LMAO, how can they tell what condition its in? maybe theyre looking for some with low mileage(hasnt nutted much or hasnt nutted at all?)

i bet a lot of ppl would donate that shit, besides they put a fake one in, and really u only need one nut, u never use both at the same time, so.......


----------



## kbrassfi (Aug 1, 2002)

Neil said:


> *$1000 an egg????? oh man I have a walking gold mine at my disposal. *


yeah us guys only get about $50 a shot :balls: in that case I'm sure there is a few on here that have a towel worth a couple thousand dollars


----------



## nisdrivensan (Dec 10, 2002)

haha thats great....... 


but think about this..... WHERE DO I FIND THE RIMS????? not nuts and shit........ hahahah ..... thanks for the info ....... and mine are darling to me .... hahhaah ...... i think il keep them though...... the only way someone is going to find the condition of mine is if they .... heeeeeey now....... oh by the way ..... that has to be a hot chick thansk ..... hahahah 



think rimss?????????????????????/


----------



## nisdrivensan (Dec 10, 2002)

but all im lookin for is a link or soemthin..... please help ..... im goin all out dudes and dudettes......... im goin all out.......... 

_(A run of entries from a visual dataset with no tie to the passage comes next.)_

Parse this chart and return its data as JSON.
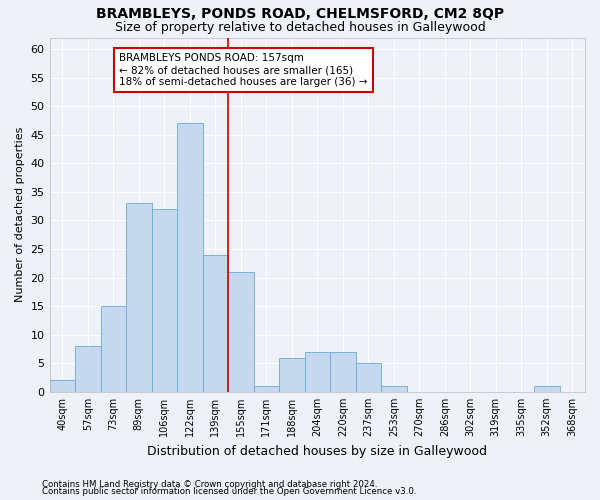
{
  "title": "BRAMBLEYS, PONDS ROAD, CHELMSFORD, CM2 8QP",
  "subtitle": "Size of property relative to detached houses in Galleywood",
  "xlabel": "Distribution of detached houses by size in Galleywood",
  "ylabel": "Number of detached properties",
  "categories": [
    "40sqm",
    "57sqm",
    "73sqm",
    "89sqm",
    "106sqm",
    "122sqm",
    "139sqm",
    "155sqm",
    "171sqm",
    "188sqm",
    "204sqm",
    "220sqm",
    "237sqm",
    "253sqm",
    "270sqm",
    "286sqm",
    "302sqm",
    "319sqm",
    "335sqm",
    "352sqm",
    "368sqm"
  ],
  "values": [
    2,
    8,
    15,
    33,
    32,
    47,
    24,
    21,
    1,
    6,
    7,
    7,
    5,
    1,
    0,
    0,
    0,
    0,
    0,
    1,
    0
  ],
  "bar_color": "#c5d8ee",
  "bar_edgecolor": "#6aaad4",
  "redline_x": 7,
  "annotation_line1": "BRAMBLEYS PONDS ROAD: 157sqm",
  "annotation_line2": "← 82% of detached houses are smaller (165)",
  "annotation_line3": "18% of semi-detached houses are larger (36) →",
  "ylim": [
    0,
    62
  ],
  "yticks": [
    0,
    5,
    10,
    15,
    20,
    25,
    30,
    35,
    40,
    45,
    50,
    55,
    60
  ],
  "footnote1": "Contains HM Land Registry data © Crown copyright and database right 2024.",
  "footnote2": "Contains public sector information licensed under the Open Government Licence v3.0.",
  "background_color": "#eef2f8",
  "plot_bg_color": "#eef2f8",
  "title_fontsize": 10,
  "subtitle_fontsize": 9,
  "annotation_box_color": "#ffffff",
  "annotation_box_edgecolor": "#cc0000"
}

i mean ....... its a sentra......... dont ya think its worth it


----------



## samo (Apr 30, 2002)

Try calling Nismo - their parts are now in the US I hear. Also, Discount Tire advertises that they can get you any wheels you want. Perhaps talk to them and see if their advert is true or not.


----------



## nisdrivensan (Dec 10, 2002)

thanks samo ...... i was unaware of that about discount tire........ i really dig them....... im takin my car and doing the nismo stripe down the side.... with the gun gray they have .....and just wanted those rims so bad....... do you guys know of any other awesome boronze rims????


----------



## 1CLNB14 (Apr 30, 2002)

Bronze Volks are nice....any style....


----------



## morepower2 (Apr 19, 2002)

nisdrivensan said:


> *hey all .... im trying to find these nismo rims i keep seeing on all of the fast jdm nissans......
> 
> you know...... the bronze rims they throw on the tree fiddy and the r30's
> 
> ...


They will be for sale in the fall but not in 4x100 bolt pattern of your car.

Mike


----------



## psuLemon (Apr 23, 2003)

hey you can also sell your plasm for 200 if you go for like a month of goin.. its like 8 times or something you have to go..


----------



## zeno (Sep 17, 2002)

Sorry.....more sperm talk....

http://www.theonion.com/onion3925/i_can_beat.html


----------



## nisdrivensan (Dec 10, 2002)

haha nice link dude .. hahaha... plazma from what i have heard hurts like hell though..... id go with pleausre and beat some shots dude... haha


----------



## samo (Apr 30, 2002)

1CLNB14 said:


> *Bronze Volks are nice....any style.... *


I second that. Gram Lights (cheap Volks... if any Volks can be called cheap...) are pretty secksie in bronze too.


----------



## Rama (Mar 8, 2003)

I third that


----------



## mm002 (Aug 1, 2004)

nisdrivensan said:


> hey all .... im trying to find these nismo rims i keep seeing on all of the fast jdm nissans......
> 
> you know...... the bronze rims they throw on the tree fiddy and the r30's
> 
> ...


http://www.nismoparts.com/

go to this place..all they have is nismo stuff and the prices seem alot better...thos rims your lookin for are around $350 a rim but that still better than $750


----------



## Radioaktiv (Feb 12, 2004)

mmmm
gram light pros


----------